I cannot figure out what this question means with the semantic turnstile Hi I have recently started studying propositional logic and am finally understanding the truth tables and how to use them. I came across this formula which is confusing me. > Use truth tables to establish the following: > > (a) $p ∧ q,\, p ⇒ r\models r$. Is the turnstile the same as $\equiv$ or am i proving that those two formulas are the same as just r?

The statement

$$(p\wedge q),(p\implies r)\models r$$

Means that whenever the formulas $(p\wedge q)$ **and** $(p\implies r)$ are (both simultaneously) true, then $r$ must be true.

So you job is just to write the truth tables of those 3 formulae and verify that in the lines where $[\\![(p\wedge q)]\\!]=[\\![(p\implies r)]\\!]=1$, you also have $[\\![r]\\!]=1$ ($[\\![x]\\!]$ means the truth value of $x$).

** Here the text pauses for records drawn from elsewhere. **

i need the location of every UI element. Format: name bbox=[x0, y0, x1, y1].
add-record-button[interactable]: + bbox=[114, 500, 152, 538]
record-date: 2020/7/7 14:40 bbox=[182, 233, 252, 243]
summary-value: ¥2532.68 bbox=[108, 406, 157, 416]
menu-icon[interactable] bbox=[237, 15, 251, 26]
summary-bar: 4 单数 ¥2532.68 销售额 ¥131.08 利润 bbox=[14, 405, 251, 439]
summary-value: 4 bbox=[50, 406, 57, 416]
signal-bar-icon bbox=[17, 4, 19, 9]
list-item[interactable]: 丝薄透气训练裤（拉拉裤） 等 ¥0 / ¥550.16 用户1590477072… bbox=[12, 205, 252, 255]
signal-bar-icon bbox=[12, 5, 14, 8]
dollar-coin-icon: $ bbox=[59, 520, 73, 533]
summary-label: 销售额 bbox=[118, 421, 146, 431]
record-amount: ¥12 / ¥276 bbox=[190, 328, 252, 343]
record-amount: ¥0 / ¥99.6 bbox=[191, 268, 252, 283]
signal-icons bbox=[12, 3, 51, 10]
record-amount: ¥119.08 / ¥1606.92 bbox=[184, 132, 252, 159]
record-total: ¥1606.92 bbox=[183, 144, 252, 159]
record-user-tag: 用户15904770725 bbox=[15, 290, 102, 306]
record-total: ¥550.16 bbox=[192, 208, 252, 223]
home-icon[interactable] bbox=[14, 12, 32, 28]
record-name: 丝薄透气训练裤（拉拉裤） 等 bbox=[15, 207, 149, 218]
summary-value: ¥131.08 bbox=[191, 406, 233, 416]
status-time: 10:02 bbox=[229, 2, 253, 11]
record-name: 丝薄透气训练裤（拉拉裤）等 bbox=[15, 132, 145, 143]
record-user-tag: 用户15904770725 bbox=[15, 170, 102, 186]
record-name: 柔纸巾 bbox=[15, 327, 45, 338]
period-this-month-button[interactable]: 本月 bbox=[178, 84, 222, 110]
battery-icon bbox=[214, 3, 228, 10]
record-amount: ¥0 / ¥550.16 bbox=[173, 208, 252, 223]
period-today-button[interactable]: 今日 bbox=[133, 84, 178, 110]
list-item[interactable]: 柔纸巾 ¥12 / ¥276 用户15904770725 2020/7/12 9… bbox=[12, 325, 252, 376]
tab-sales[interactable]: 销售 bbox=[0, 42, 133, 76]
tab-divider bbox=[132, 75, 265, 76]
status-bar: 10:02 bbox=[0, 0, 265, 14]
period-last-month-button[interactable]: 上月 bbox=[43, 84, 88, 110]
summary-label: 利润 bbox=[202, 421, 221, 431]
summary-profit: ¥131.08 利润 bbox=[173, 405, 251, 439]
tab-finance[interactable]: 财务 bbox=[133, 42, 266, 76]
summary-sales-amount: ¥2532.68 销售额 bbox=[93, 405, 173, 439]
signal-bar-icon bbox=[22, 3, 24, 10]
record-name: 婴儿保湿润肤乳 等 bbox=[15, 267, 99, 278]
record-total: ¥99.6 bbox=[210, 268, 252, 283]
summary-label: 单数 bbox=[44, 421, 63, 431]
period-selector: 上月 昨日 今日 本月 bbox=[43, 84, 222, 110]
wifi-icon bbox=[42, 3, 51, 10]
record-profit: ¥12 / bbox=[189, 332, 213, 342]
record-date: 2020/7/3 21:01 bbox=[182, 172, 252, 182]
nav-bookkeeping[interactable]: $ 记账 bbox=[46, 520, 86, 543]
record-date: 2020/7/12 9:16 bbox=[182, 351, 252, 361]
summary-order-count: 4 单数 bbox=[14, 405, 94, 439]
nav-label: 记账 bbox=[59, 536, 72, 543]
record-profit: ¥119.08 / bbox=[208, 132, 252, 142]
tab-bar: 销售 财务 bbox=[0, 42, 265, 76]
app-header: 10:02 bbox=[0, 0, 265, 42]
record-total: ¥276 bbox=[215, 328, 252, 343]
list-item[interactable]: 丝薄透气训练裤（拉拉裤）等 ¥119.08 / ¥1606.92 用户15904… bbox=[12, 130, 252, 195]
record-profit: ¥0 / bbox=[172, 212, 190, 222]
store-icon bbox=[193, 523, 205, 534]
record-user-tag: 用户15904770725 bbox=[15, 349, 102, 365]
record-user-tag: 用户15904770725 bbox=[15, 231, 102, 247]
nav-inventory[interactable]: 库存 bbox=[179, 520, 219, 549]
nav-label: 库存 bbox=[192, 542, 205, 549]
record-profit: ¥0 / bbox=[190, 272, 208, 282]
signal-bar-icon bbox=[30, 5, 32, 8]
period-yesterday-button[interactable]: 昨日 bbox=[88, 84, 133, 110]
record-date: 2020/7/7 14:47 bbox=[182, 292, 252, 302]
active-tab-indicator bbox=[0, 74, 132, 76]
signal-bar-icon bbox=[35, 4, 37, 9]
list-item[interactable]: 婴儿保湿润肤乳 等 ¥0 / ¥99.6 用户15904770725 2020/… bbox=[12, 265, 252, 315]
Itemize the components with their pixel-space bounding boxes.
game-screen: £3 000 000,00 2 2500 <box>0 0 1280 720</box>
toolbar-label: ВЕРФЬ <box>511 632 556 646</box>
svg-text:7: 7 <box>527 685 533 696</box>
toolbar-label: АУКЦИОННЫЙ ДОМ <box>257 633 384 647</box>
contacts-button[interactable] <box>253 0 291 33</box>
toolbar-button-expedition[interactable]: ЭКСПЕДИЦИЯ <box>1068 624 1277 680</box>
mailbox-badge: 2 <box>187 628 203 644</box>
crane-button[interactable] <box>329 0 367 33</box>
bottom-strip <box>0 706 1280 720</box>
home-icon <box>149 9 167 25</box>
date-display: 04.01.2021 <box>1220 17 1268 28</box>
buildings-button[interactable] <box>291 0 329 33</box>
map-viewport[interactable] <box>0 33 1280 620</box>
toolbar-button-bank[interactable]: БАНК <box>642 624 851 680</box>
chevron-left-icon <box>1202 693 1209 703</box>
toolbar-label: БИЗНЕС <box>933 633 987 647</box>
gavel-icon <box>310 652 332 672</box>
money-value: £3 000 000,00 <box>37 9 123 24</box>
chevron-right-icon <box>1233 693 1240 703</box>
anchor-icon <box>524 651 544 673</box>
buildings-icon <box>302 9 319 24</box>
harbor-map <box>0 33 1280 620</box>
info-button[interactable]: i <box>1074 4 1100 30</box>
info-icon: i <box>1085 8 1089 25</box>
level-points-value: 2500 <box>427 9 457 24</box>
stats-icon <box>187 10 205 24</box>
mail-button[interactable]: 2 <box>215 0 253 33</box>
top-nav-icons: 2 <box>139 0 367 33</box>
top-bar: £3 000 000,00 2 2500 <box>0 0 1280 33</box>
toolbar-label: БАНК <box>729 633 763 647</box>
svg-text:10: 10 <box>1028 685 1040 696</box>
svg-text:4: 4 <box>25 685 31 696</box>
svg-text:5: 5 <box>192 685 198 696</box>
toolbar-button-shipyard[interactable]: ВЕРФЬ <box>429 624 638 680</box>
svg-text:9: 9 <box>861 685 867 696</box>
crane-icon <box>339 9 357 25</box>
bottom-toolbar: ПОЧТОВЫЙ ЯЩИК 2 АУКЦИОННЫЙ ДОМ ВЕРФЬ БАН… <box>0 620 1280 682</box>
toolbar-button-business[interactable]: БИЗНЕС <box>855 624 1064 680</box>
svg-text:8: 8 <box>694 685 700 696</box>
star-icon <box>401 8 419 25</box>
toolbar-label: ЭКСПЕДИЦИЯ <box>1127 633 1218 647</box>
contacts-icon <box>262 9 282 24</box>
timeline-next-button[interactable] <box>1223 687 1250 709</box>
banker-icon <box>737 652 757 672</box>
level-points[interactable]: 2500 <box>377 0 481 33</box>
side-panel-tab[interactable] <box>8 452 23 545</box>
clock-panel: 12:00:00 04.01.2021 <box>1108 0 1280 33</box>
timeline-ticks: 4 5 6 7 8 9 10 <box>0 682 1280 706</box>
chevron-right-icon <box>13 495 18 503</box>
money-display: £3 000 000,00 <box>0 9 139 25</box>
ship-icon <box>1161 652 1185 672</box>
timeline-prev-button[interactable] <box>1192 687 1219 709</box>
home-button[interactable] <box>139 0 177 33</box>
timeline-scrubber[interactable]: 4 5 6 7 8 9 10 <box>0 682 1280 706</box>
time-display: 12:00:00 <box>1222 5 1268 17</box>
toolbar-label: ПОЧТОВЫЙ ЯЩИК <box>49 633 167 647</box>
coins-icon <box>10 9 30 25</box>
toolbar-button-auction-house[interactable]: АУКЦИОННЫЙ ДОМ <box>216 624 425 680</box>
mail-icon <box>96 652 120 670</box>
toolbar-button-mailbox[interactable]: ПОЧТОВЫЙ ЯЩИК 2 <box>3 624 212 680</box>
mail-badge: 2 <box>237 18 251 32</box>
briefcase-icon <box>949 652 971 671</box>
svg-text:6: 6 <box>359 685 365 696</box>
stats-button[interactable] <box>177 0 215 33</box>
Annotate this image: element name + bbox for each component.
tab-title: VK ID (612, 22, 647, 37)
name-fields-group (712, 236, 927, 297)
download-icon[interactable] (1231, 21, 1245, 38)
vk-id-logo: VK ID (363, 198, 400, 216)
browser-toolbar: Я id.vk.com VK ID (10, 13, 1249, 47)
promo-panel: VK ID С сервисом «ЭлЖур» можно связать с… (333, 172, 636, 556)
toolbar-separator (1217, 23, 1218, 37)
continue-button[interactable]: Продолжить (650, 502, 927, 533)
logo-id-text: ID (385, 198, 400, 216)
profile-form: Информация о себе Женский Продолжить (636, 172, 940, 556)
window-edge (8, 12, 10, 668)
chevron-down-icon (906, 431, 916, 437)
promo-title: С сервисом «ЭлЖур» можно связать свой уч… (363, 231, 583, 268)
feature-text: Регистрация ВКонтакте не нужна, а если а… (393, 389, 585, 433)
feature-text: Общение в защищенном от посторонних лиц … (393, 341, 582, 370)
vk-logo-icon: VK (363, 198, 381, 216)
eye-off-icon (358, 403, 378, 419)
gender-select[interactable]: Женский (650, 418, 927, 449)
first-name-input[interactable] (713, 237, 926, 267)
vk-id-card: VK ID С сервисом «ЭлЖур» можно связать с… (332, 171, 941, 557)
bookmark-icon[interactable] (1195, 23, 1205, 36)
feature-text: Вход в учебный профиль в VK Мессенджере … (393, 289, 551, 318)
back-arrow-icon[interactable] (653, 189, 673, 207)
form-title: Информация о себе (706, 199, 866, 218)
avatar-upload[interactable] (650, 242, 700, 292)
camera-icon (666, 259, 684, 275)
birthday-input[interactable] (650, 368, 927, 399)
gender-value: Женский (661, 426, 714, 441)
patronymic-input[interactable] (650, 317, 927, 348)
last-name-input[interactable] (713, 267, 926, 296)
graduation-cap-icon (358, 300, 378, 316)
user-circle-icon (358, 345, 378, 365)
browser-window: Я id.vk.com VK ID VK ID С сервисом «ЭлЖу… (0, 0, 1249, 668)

Also, in this case, it's pretty intuitive that this is true, the relevant information of the first formula says that $p$ must be true, the second one says that if $p$ is true then $r$ is true, and we have to conclude that $r$ is true, the 'rule' $(p\wedge q )\models p$ is called conjunction elimination and the rule $p,(p\implies r)\models r$ is called modus ponens.